Community Science

Bridgewater student Trevor Brooks holds a heat sensor Bridgewater student Trevor Brooks holds a heat sensor

While most people retreated to their homes with air conditioning during the hottest days this summer, Bridgewater College student Trevor Brooks ’23 fanned out across the towns of Bridgewater and Harrisonburg, Va., to take part in “citizen science.”

Equipped with specially designed thermal sensors that hook onto the passenger window of his car, Brooks and a group of volunteer community scientists drove the same route three times a day during the hottest time of the summer to record air temperatures and humidity.

The heat assessment project, dubbed Heat Watch, is a statewide heat-mapping effort led by the Virginia Foundation for Independent Colleges (VFIC) to better understand where residents are most at-risk during extreme heat waves. The Research Experience @ Bridgewater (TREB), a donor-funded initiative providing support for teams of Bridgewater faculty and undergraduate students to spend the summer in collaborative and creative research, provided funding for Brooks’ research project. He also received a scholarship through VFIC.

“This was definitely a unique experience and not your typical summer research project,” Brooks says. “Sometimes it can be hard in the classroom to place what you’re doing in the real world, but when you get out and do research you can see the data and what you’ve done to help your community.”

Through Heat Watch, students, faculty and community volunteers from more than a dozen colleges and universities across Virginia collected data this summer. The results of the project include maps of air temperature and heat index, datasets of participant observations and a final report for each locality.

“Heat Watch is this collection of temperatures and measuring the urban heat island effect—the idea that man-made materials like asphalt and concrete trap and absorb heat more than greenspaces—leading to this effect where urban cities have a high concentration of heat and your rural areas don’t,” says Brooks, an environmental science and political science double major.

Data generated by the project will tie into many existing programs and initiatives in the commonwealth such as public health, energy efficiency, emergency preparedness, land use planning and equity and social justice. Brooks hopes to use his summer research project to help local leaders in Bridgewater and Harrisonburg with city planning.

“We tend to see disparities between lower and higher socioeconomic communities,” Brooks says. “Harrisonburg and Bridgewater are both areas that are heavily developing still. We’re planning to work with local leaders to plan the city better so it can be more equitable and healthier for our citizens. Unlike places like Richmond where most of the city is already built, we have this unique opportunity to implement possible remedies. We’re hoping that this data will let us see the disparities we already have, fix them and, as we expand, stop them before it’s even a problem.”

— By Logan Bogert

Along with completing the Heat Watch project, Trevor Brooks is working under the guidance of Associate Professor of Biology and Environmental Science Dr. Tim Kreps and Assistant Professor of English Dr. Sam Hamilton to secure grant funding to construct an educational pavilion for the Bridgewater Food Pantry Garden, located at the Bridgewater Church of the Brethren. The grant application will be submitted this spring.

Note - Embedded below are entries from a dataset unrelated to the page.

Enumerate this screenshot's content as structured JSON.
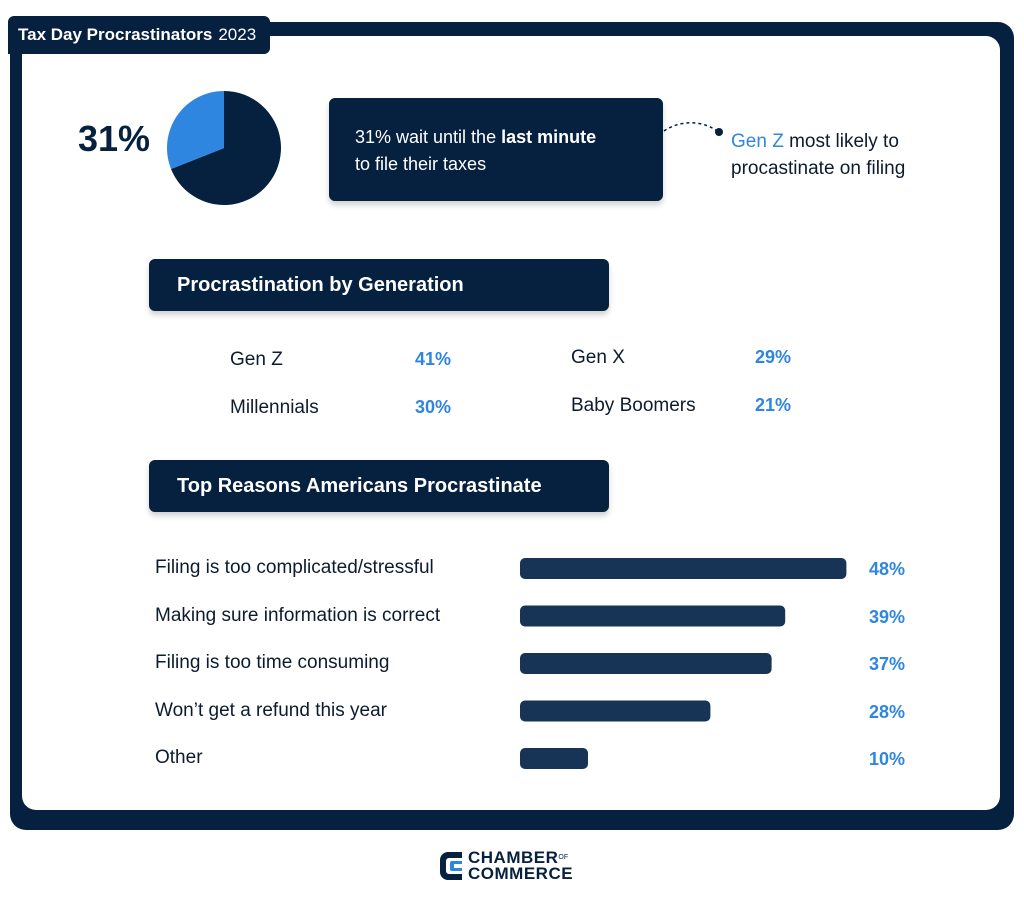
{
  "header": {
    "title_bold": "Tax Day Procrastinators",
    "title_year": "2023"
  },
  "headline": {
    "percent": "31%",
    "callout_pre": "31% wait until the ",
    "callout_bold": "last minute",
    "callout_post": "to file their taxes",
    "note_highlight": "Gen Z",
    "note_rest_1": " most likely to",
    "note_rest_2": "procastinate on filing"
  },
  "generation": {
    "heading": "Procrastination by Generation",
    "items": [
      {
        "label": "Gen Z",
        "value": "41%"
      },
      {
        "label": "Millennials",
        "value": "30%"
      },
      {
        "label": "Gen X",
        "value": "29%"
      },
      {
        "label": "Baby Boomers",
        "value": "21%"
      }
    ]
  },
  "reasons": {
    "heading": "Top Reasons Americans Procrastinate"
  },
  "footer": {
    "logo_line1": "CHAMBER",
    "logo_of": "OF",
    "logo_line2": "COMMERCE"
  },
  "colors": {
    "navy": "#06213f",
    "bar": "#173457",
    "accent": "#2f86e0"
  },
  "chart_data": [
    {
      "type": "pie",
      "labels": [
        "wait until the last minute",
        "others"
      ],
      "values": [
        31,
        69
      ],
      "colors": [
        "#2f86e0",
        "#06213f"
      ]
    },
    {
      "type": "bar",
      "orientation": "horizontal",
      "title": "Top Reasons Americans Procrastinate",
      "categories": [
        "Filing is too complicated/stressful",
        "Making sure information is correct",
        "Filing is too time consuming",
        "Won’t get a refund this year",
        "Other"
      ],
      "values": [
        48,
        39,
        37,
        28,
        10
      ],
      "value_labels": [
        "48%",
        "39%",
        "37%",
        "28%",
        "10%"
      ],
      "unit": "%"
    }
  ]
}
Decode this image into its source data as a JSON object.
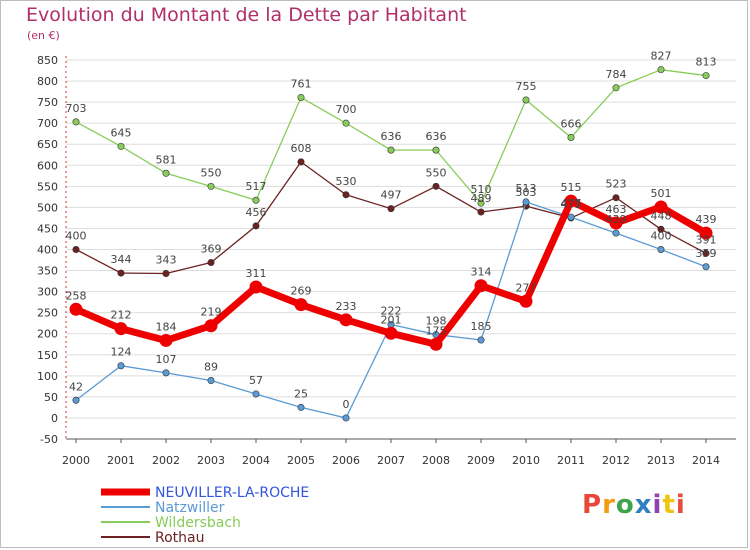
{
  "title": "Evolution du Montant de la Dette par Habitant",
  "subtitle": "(en €)",
  "logo": {
    "text": "Proxiti",
    "colors": [
      "#e8473a",
      "#f39c12",
      "#3fa34d",
      "#2f80c0",
      "#8e44ad",
      "#f1c40f",
      "#e74c3c"
    ]
  },
  "chart_data": {
    "type": "line",
    "title": "Evolution du Montant de la Dette par Habitant",
    "ylabel": "(en €)",
    "xlabel": "",
    "x": [
      2000,
      2001,
      2002,
      2003,
      2004,
      2005,
      2006,
      2007,
      2008,
      2009,
      2010,
      2011,
      2012,
      2013,
      2014
    ],
    "ylim": [
      -50,
      850
    ],
    "yticks": [
      -50,
      0,
      50,
      100,
      150,
      200,
      250,
      300,
      350,
      400,
      450,
      500,
      550,
      600,
      650,
      700,
      750,
      800,
      850
    ],
    "grid": "horizontal",
    "legend_position": "bottom-left",
    "series": [
      {
        "name": "Wildersbach",
        "color": "#88cc5a",
        "values": [
          703,
          645,
          581,
          550,
          517,
          761,
          700,
          636,
          636,
          510,
          755,
          666,
          784,
          827,
          813
        ]
      },
      {
        "name": "Rothau",
        "color": "#6b2222",
        "values": [
          400,
          344,
          343,
          369,
          456,
          608,
          530,
          497,
          550,
          489,
          503,
          475,
          523,
          448,
          391
        ]
      },
      {
        "name": "Natzwiller",
        "color": "#5b9bd5",
        "values": [
          42,
          124,
          107,
          89,
          57,
          25,
          0,
          222,
          198,
          185,
          513,
          477,
          439,
          400,
          359
        ]
      },
      {
        "name": "NEUVILLER-LA-ROCHE",
        "color": "#ee0000",
        "values": [
          258,
          212,
          184,
          219,
          311,
          269,
          233,
          201,
          175,
          314,
          277,
          515,
          463,
          501,
          439
        ]
      }
    ],
    "legend_order": [
      "NEUVILLER-LA-ROCHE",
      "Natzwiller",
      "Wildersbach",
      "Rothau"
    ]
  }
}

Brooks’ work is the latest in a series of TREB-funded summer research projects that expand upon an initial project in 2017 that assessed the need of food insecurity in our area. Students from a variety of majors have approached the topic through the lens of their academic focus.

Summer 2017

Clara Metzler ’18, a sociology major, conducted sociological research on food pantries in Rockingham County, Va., and the need of people who rely on them as a source for food with Senior Instructor of Sociology Skip Burzumato.

Summer 2018

Metzler’s project’s findings planted the idea the following year for Sydney McTigue ’19, an environmental science major, to create a community garden at the Bridgewater Church of the Brethren. McTigue enlisted the help of BC students and community members to maintain the garden and deliver its produce to area food pantries.

Summer 2019

Lauren Buckhout ’20, an environmental science and professional writing double major, designed an educational program on food and gardening for children who attended the Bridgewater Child Care Center. Each week, Buckhout led a themed lesson for the 20 to 30 children.